While having them closed so often may make your home look a little Amityville from the outside in the day, it has a knock-on effect that ensures maximum heat is kept in your home.
Around 35% of your heat will escape through gaps in your home and windows, so shutting curtains can help stagger that a little bit, making your home a little bit warmer when you come home from work. Buying thicker curtains, too, can help a bunch.
Double or Triple-Glazing
On the topic windows, double and triple-glazing your home can save hundreds per year. Within 10 or so years you’ll earn your money back, so it’s definitely a great long-term solution if you own a home.

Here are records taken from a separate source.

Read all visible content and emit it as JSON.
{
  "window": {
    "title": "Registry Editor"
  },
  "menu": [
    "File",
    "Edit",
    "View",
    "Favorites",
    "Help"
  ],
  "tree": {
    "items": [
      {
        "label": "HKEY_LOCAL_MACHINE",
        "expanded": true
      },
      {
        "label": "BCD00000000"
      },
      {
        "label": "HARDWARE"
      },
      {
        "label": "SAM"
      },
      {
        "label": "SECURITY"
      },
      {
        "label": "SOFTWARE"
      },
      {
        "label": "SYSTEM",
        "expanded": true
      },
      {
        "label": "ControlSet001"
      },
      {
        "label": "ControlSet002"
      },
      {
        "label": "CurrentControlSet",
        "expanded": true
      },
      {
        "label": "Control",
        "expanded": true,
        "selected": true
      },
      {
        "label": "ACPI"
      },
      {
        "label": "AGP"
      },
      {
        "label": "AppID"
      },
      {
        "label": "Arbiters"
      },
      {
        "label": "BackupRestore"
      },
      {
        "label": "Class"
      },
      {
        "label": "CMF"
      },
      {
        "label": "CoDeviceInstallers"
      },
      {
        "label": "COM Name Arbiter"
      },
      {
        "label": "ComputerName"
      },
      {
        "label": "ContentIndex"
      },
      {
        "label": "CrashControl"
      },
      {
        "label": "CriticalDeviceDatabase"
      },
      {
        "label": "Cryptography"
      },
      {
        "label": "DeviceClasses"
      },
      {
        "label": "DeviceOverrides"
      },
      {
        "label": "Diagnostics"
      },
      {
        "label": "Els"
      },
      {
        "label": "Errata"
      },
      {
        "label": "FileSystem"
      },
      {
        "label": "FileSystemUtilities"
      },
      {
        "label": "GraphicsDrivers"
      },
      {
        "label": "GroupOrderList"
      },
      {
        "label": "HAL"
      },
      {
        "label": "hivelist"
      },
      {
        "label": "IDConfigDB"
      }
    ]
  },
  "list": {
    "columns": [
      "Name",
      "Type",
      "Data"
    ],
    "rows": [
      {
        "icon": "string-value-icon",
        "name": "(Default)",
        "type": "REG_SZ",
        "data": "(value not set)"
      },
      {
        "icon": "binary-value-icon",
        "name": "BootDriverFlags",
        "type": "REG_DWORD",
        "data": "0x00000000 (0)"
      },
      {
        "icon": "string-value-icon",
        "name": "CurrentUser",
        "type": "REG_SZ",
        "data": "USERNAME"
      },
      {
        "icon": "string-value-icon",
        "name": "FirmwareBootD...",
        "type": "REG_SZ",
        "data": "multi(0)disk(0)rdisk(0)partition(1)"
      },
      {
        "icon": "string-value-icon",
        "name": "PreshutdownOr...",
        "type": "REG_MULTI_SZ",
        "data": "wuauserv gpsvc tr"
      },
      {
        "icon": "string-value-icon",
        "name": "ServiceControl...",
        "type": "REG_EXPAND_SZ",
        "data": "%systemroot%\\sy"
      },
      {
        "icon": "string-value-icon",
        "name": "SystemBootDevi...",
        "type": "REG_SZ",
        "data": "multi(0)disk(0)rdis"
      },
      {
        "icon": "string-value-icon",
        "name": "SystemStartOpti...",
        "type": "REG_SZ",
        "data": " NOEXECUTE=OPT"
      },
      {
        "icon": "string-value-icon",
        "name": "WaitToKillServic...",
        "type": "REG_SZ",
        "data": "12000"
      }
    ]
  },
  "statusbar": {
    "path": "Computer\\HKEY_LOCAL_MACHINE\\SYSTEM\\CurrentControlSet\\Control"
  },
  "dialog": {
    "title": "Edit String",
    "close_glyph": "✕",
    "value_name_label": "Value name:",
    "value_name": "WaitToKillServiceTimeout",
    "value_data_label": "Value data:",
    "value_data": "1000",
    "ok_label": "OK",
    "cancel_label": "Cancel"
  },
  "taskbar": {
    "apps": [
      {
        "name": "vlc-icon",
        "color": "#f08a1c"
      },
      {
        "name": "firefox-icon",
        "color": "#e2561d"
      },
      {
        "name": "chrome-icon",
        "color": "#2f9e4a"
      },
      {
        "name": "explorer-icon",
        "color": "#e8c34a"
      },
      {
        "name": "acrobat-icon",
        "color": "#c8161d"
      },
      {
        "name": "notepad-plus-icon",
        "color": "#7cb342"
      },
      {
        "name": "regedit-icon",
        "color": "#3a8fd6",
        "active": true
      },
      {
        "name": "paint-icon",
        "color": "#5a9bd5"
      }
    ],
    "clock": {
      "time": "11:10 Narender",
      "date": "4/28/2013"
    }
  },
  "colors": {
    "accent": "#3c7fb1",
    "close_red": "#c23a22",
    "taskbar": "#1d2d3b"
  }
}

Having the windows can only mean a huge positive for you home if you put it on the market, too.
Triple-glazing is usually reserved to countries with cold climates and high wind, such as Switzerland or Sweden, but it’s becoming more popular in the UK and US, particularly for how well it insulates a house from noise!
Do note, however, that triple-glazing is only really worth it if your home is already energy efficient.
Locate Draught Spots and Cover
Did you know covering draught spots and windows with cling-film can save you a bunch of cash?
Finding draughty areas and covering them up with cling-film or a similar fabric has been proved to save on money, especially since a load of energy is lost every year from draughty areas in homes.
If you can’t afford double glazing, then using an extra layer of cling film over the window can act as a sort of ersatz glazing layer. It sounds cheap because, well, it is.
Overall, these 5 steps provide both short-term and long-term solutions to making your house heatproof. If you need more ideas, there are lots more energy saving tips you can adopt.
While some require initial investment, you’ll be glad you did once the winter cold feels like a distant memory.